AI and personalization
Cosmax NBT is also working on using AI technology to tailor probiotics supplements to individual needs.
“With AI and big data, customized probiotics services will be implemented faster than ever before,” says Kim.
“In other words, through analyzing individual physical conditions, lifestyles and eating habits, it is now possible to recommend personalized functional strains, and we can offer subscription services more scientifically.”
Cosmax NBT has mid-term and long-term strategies, such as creating a “smart factory” by developing AI solutions, as a part of digital transformation.

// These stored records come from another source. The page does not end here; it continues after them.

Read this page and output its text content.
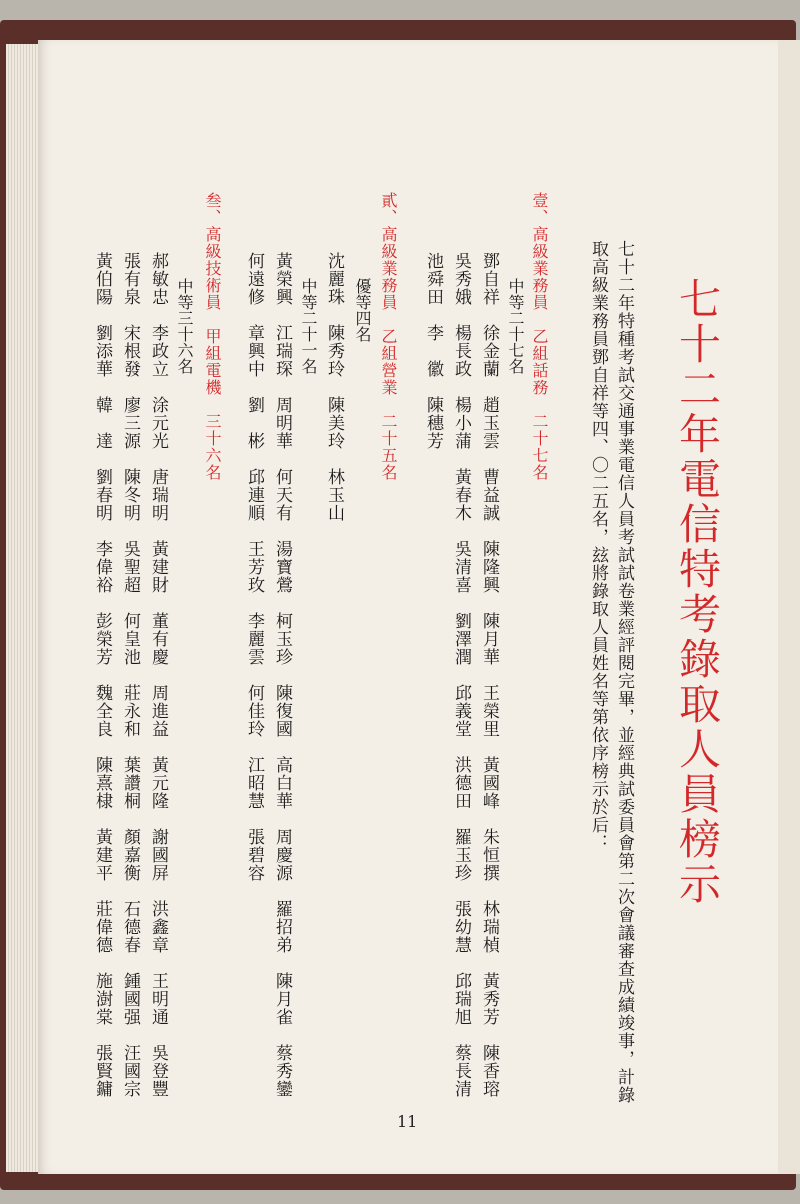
七十二年電信特考錄取人員榜示
七十二年特種考試交通事業電信人員考試試卷業經評閱完畢，並經典試委員會第二次會議審查成績竣事，計錄
取高級業務員鄧自祥等四、〇二五名，玆將錄取人員姓名等第依序榜示於后：
壹、高級業務員　乙組話務　二十七名
中等二十七名
鄧自祥　徐金蘭　趙玉雲　曹益誠　陳隆興　陳月華　王榮里　黃國峰　朱恒撰　林瑞楨　黃秀芳　陳香瑢
吳秀娥　楊長政　楊小蒲　黃春木　吳清喜　劉澤潤　邱義堂　洪德田　羅玉珍　張幼慧　邱瑞旭　蔡長清
池舜田　李　徽　陳穗芳
貳、高級業務員　乙組營業　二十五名
優等四名
沈麗珠　陳秀玲　陳美玲　林玉山
中等二十一名
黃榮興　江瑞琛　周明華　何天有　湯寶鶯　柯玉珍　陳復國　高白華　周慶源　羅招弟　陳月雀　蔡秀鑾
何遠修　章興中　劉　彬　邱連順　王芳玫　李麗雲　何佳玲　江昭慧　張碧容
叁、高級技術員　甲組電機　三十六名
中等三十六名
郝敏忠　李政立　涂元光　唐瑞明　黃建財　董有慶　周進益　黃元隆　謝國屏　洪鑫章　王明通　吳登豐
張有泉　宋根發　廖三源　陳冬明　吳聖超　何皇池　莊永和　葉讚桐　顏嘉衡　石德春　鍾國强　汪國宗
黃伯陽　劉添華　韓　達　劉春明　李偉裕　彭榮芳　魏全良　陳熹棣　黃建平　莊偉德　施澍棠　張賢鏞
11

Innova Market Insights recently pegged “Tailored to Fit” as a top trend for 2021, bringing personalized nutrition further into the spotlight and highlighting differences in generational preferences within this category.
Freezing probiotics
There is substantial potential for the use of Zeta probiotics technology as a rise in freeze-drying for probiotics is being seen throughout industry.
Poul Andersen from European Freeze Dry, a Denmark and UK-based company, recently explained to NutritionInsight why he sees a growing potential for freeze-drying as a technique to ensure better viability of cultured foods in the nutrition and food industries.
Freeze-dried probiotic products can be supplied as a stable supplement or ground down into a powder and inserted into tablets.
Freeze-drying technology has evolved since it was first used as a method to dry vegetables and meats in South American mountains more than one hundred years ago, explained Andersen.
Modern techniques take frozen probiotics and gently apply heat to the raw ingredient.
During the freeze-drying process, a deep vacuum is applied, and under these conditions, the ice leaves the product as a vapor trail, which is then captured on an ice condenser.